Quetzalcóatl, el dios grande y bueno, se fue a viajar una vez
por el mundo en figura de hombre.
Como había caminado todo un día, a la caída de la tarde se
sintió fatigado y con hambre.
Pero todavía siguió caminando, caminando, hasta que las
estrellas comenzaron a brillar y la luna se asomó a la ventana de los cielos.

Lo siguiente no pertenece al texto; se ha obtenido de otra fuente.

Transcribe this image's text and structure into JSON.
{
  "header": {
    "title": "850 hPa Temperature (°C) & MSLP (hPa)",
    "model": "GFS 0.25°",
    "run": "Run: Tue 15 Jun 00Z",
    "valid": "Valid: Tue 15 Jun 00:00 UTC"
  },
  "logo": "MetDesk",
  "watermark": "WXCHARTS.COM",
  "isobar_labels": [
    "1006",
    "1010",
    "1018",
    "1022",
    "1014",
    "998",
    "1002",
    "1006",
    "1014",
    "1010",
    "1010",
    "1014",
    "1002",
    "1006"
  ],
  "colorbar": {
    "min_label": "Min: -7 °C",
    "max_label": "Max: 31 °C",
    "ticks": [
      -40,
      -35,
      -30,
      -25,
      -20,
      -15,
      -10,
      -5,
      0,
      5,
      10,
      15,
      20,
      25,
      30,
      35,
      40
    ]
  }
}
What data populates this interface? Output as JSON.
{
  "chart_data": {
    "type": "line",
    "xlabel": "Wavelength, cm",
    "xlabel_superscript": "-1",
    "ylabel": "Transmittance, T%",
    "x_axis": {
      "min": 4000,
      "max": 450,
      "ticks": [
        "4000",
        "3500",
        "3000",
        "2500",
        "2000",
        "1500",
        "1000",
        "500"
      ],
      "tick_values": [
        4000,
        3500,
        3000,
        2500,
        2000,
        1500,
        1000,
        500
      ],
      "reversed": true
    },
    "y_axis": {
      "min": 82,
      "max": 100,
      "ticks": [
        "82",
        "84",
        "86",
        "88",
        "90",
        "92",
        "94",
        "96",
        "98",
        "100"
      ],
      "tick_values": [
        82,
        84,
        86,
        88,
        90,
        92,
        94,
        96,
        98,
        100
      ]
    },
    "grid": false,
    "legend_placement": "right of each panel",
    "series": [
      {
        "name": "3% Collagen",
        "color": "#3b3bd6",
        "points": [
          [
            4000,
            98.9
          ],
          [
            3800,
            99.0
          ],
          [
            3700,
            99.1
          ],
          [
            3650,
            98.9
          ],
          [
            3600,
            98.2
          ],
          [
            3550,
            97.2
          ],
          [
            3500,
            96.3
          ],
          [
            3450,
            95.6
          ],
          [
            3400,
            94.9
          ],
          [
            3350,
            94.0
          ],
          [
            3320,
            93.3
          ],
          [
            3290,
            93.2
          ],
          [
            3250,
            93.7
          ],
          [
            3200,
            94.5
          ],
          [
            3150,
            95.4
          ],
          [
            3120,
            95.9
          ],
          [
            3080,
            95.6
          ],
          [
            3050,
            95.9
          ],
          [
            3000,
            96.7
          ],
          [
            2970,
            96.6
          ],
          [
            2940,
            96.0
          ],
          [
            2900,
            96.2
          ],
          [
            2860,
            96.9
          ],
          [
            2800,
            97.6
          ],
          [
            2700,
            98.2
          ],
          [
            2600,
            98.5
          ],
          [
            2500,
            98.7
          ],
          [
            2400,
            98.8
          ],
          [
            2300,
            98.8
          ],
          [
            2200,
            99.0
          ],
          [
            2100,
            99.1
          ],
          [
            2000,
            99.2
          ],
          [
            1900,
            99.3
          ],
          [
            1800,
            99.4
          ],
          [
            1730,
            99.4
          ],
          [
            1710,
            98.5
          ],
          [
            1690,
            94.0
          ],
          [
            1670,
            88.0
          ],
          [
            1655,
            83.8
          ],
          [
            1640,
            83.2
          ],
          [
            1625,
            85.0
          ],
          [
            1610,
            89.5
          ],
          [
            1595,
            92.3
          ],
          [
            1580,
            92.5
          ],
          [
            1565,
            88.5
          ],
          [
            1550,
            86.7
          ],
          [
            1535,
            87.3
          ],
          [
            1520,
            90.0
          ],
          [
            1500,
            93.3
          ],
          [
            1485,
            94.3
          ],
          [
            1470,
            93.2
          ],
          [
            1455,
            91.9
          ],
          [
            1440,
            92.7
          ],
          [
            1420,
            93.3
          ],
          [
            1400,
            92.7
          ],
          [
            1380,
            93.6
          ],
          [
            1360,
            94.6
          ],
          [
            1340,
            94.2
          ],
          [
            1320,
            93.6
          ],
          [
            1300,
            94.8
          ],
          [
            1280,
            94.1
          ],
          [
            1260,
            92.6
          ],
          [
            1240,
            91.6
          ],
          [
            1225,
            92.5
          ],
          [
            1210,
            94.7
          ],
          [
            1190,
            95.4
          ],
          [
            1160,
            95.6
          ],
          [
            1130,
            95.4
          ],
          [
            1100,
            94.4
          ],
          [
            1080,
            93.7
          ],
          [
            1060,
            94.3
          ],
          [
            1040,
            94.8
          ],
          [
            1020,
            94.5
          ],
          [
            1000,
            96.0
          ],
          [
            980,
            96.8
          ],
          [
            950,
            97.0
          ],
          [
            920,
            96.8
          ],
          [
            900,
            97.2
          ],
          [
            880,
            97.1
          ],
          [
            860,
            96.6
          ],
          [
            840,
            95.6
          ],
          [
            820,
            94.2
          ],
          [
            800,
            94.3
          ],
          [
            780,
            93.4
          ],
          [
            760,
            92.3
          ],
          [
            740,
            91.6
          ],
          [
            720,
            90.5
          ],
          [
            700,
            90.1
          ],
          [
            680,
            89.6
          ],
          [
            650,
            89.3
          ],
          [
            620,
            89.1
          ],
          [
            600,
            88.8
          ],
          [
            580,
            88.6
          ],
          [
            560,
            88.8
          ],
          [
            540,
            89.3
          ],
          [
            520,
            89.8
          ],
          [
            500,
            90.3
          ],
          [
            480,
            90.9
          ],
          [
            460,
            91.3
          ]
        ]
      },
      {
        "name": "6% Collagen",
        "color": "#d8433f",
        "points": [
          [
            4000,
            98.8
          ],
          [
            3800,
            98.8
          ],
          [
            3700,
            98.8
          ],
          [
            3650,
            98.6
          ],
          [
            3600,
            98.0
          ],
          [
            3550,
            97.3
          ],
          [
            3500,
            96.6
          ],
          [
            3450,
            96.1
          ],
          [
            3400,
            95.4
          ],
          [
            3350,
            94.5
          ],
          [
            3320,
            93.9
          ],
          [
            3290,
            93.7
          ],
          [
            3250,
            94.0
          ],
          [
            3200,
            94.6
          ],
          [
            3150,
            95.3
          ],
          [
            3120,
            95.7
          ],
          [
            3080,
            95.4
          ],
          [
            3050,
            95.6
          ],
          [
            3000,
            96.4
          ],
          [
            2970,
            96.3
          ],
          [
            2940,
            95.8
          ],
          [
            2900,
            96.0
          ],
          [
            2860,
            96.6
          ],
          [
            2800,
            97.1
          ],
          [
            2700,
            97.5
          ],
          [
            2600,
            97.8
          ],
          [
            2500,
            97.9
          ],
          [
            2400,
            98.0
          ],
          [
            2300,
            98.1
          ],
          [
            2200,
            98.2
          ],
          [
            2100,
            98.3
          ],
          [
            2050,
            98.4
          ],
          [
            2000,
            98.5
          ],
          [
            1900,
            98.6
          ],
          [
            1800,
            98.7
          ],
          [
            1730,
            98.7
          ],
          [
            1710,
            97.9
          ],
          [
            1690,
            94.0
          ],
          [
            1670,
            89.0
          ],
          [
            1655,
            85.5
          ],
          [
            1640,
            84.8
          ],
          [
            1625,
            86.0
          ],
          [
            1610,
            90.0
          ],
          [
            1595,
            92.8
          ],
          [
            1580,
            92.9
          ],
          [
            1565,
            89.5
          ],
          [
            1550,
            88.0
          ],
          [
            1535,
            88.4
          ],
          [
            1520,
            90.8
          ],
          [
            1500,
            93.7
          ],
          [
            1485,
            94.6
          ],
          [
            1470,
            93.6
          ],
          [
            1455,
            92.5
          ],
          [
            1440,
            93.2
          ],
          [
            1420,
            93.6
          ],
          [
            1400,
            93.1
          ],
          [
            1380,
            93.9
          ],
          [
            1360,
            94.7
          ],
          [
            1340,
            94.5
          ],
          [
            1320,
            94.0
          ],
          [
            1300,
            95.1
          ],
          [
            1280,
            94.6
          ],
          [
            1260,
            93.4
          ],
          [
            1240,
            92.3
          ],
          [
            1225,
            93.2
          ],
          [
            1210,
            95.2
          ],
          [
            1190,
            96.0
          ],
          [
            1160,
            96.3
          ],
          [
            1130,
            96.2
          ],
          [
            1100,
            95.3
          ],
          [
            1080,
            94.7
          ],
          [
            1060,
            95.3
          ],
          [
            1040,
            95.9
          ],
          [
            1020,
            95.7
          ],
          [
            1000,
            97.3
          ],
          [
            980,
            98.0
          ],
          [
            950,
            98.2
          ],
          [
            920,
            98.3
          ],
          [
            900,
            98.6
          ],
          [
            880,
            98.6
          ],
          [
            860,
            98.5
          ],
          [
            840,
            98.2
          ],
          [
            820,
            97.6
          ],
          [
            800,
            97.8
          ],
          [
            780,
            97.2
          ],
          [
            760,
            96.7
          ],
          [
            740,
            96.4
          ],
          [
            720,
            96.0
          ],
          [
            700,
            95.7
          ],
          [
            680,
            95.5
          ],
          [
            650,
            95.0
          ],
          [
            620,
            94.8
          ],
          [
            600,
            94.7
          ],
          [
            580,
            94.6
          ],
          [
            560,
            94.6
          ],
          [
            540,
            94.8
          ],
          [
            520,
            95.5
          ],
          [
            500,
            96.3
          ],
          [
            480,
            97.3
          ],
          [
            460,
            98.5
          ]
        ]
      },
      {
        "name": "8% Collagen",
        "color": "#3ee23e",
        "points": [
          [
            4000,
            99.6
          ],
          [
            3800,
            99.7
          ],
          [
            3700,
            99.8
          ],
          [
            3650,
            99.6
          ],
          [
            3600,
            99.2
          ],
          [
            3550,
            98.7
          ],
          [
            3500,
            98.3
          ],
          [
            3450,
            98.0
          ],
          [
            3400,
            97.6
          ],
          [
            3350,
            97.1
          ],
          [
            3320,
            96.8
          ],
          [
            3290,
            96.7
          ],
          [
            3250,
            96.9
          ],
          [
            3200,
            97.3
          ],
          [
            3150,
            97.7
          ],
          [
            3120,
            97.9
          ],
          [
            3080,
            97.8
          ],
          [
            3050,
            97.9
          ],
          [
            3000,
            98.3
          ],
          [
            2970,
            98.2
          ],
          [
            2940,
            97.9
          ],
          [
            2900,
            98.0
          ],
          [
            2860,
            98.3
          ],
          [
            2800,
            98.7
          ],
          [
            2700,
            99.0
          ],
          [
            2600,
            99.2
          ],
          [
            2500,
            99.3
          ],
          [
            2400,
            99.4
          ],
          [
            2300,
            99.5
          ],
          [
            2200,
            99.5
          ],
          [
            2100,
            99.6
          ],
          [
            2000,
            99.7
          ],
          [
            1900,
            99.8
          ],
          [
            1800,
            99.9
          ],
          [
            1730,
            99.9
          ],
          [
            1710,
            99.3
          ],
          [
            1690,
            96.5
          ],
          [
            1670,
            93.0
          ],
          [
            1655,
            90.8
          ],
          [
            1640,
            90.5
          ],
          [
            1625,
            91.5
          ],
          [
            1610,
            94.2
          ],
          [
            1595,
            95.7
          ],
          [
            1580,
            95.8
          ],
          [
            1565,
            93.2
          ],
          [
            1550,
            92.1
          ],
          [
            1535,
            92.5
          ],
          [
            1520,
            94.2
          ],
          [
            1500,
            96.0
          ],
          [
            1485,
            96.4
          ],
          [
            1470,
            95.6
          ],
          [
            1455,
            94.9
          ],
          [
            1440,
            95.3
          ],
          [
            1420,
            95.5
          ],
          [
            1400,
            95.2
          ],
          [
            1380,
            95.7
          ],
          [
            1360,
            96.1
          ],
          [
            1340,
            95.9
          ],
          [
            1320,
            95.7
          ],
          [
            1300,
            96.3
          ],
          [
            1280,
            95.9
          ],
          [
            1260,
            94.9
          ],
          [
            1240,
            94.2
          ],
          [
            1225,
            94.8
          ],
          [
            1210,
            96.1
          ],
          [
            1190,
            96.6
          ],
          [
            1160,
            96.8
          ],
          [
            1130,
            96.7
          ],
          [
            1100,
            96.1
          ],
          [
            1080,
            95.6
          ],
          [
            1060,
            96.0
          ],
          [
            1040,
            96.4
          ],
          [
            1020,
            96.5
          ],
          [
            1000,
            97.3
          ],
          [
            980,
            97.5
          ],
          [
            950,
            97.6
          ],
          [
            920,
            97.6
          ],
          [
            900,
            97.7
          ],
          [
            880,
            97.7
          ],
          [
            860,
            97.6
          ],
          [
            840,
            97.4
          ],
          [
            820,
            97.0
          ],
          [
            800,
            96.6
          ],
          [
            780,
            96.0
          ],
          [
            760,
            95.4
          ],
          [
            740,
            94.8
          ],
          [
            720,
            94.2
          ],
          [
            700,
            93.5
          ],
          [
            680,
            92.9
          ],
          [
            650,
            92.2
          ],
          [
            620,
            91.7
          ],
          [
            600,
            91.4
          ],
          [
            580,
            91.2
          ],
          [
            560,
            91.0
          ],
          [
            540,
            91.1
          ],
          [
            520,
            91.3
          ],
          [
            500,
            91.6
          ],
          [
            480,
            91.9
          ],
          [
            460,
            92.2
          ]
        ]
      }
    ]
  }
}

Entonces se sentó a la orilla del camino, y estaba allí
descansando, cuando vio a un conejito que había salido a cenar.
-¿Qué
estás comiendo?, – le preguntó.
-Estoy
comiendo zacate. ¿Quieres un poco?
-Gracias,
pero yo no como zacate.
-¿Qué
vas a hacer entonces?
-Morirme
tal vez de hambre y de sed.
El
conejito se acercó a Quetzalcóatl y le dijo;
-Mira,
yo no soy más que un conejito, pero si tienes hambre, cómeme, estoy aquí.
Entonces
el dios acarició al conejito y le dijo:
-Tú
no serás más que un conejito, pero todo el mundo, para siempre, se ha de
acordar de ti.
Y
lo levantó alto, muy alto, hasta la luna, donde quedó estampada la figura del
conejo.
Después el dios lo bajó a la tierra y le dijo:
-Ahí
tienes tu retrato en luz, para todos los hombres y para todos los tiempos.